Soon after the MMTC awards were announced, Chinese producers stepped up their demands. Sources said inquiries had producers quoting $340/mt FOB for granular and $335/mt FOB for prills, but with implications that the price will be going up.

Producers have other arguments for higher prices, besides the strong global urea market. Sources said national production is still near 50 percent of capacity. Efforts to bring up production to meet the international demand have come up against the government’s active campaign to reduce pollution.
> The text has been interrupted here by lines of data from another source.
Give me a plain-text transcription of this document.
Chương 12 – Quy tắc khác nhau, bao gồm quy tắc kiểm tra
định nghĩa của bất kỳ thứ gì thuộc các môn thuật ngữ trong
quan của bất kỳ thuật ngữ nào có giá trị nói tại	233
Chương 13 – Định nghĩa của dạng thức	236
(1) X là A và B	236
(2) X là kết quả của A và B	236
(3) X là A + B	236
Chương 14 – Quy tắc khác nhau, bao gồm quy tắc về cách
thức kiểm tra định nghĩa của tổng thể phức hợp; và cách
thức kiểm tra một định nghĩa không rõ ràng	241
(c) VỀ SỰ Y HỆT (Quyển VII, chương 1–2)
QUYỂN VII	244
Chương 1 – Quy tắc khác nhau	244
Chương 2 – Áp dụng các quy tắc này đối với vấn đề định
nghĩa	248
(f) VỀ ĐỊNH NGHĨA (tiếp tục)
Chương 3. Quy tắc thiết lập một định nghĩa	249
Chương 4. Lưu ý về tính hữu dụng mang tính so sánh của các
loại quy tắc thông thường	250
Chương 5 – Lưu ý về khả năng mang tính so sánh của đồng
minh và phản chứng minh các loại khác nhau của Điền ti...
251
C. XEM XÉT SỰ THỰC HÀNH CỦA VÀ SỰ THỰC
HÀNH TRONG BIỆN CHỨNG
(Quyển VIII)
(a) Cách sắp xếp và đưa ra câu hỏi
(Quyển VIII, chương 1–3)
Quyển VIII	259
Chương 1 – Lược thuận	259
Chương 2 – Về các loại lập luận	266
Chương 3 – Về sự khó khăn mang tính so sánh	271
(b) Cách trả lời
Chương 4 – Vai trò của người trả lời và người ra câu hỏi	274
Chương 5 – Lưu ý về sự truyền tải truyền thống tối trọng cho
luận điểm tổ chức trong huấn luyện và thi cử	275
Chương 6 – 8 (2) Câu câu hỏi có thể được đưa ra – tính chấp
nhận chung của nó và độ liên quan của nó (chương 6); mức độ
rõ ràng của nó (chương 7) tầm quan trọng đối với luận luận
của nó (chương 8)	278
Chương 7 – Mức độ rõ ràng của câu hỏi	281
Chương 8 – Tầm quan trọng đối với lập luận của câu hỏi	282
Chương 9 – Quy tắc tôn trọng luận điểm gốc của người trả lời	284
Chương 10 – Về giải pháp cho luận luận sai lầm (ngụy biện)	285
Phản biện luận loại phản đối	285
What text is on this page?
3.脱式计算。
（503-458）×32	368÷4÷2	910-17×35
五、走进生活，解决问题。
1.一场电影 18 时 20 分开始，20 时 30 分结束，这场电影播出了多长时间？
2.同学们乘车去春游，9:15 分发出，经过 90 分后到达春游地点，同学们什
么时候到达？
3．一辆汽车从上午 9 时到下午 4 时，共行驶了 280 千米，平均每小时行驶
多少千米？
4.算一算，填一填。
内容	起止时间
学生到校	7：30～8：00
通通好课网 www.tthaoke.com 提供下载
At the same time, China is about to enter its fill program. Sources said urea demand is strong enough that producers don’t need the global market to make a profit.

UAN

U.S. Gulf:

NOLA UAN barge prices continued to move up, with new trades reported at $210-$215/st ($6.56-$6.72/unit) FOB, up from the prior week’s flat $210/st ($6.56/unit) FOB level.
East Coast UAN vessels continued to be called $230-$240/mt CFR.

U.S. Imports:

August UAN imports were up 99 percent, to 246,452 st from the year-ago 123,695 st. July-August imports were up 48 percent, to 423,019 st from 286,522 st.

U.S. Exports:

August UAN exports were up 31 percent, to 201,432 st from the year-ago 154,150 st. July-August exports increased 32 percent, to 377,456 st from 285,592 st.

Eastern Cornbelt:

The UAN-28 market was quoted at $220-$230/st ($7.86-$8.21/unit) FOB in Ohio and Indiana for the last confirmed business, but sources reported “not a lot available” since CF’s late-September tender offer. UAN-32 was pegged at $240-$250/st ($7.50-$7.81/unit) FOB in Illinois, with one contact reporting $245/st ($7.66/unit) FOB as the market out of Illinois River terminals.

Western Cornbelt:

The UAN-32 market remained in a broad range at $230-$255/st ($7.19-$7.97/unit) FOB in the Western Cornbelt, depending on location, with the lower end of the range reported in the St. Louis market. Sources reported “no new offers” since the CF tender in late September, however.

Southern Plains:

While some Southern Plains sources claimed UAN-32 tons could still be booked for as low as $220/st ($6.88/unit) FOB out of regional production points on a spot basis, others said producers had moved up to a firm $235-$240/st ($7.34-$7.50/unit) FOB in the Oklahoma market, with reports of terminal pricing in Kansas and on the Texas Gulf Coast as high as $250/st ($7.81/unit) FOB for new business.

South Central:

UAN-32 pricing was reported at $225-$235/st ($7.03-$7.34/unit) FOB in the South Central region, with the low at Memphis, Tenn., and the upper end reporting in the Kentucky market out of spot river locations.

“All fertilizer inputs are trending up,” said one regional contact. “We have seen the biggest moves in UAN and potash.”

Southeast:

UAN-32 pricing was up considerably from last report, although new offers remained limited. Pricing out of inland Georgia terminals was reported at the $215-$220/st ($6.72-$6.88/unit) FOB level, while the upper end of the regional market was pegged at a firm $230/st ($7.19/unit) FOB Wilmington and Norfolk, Va.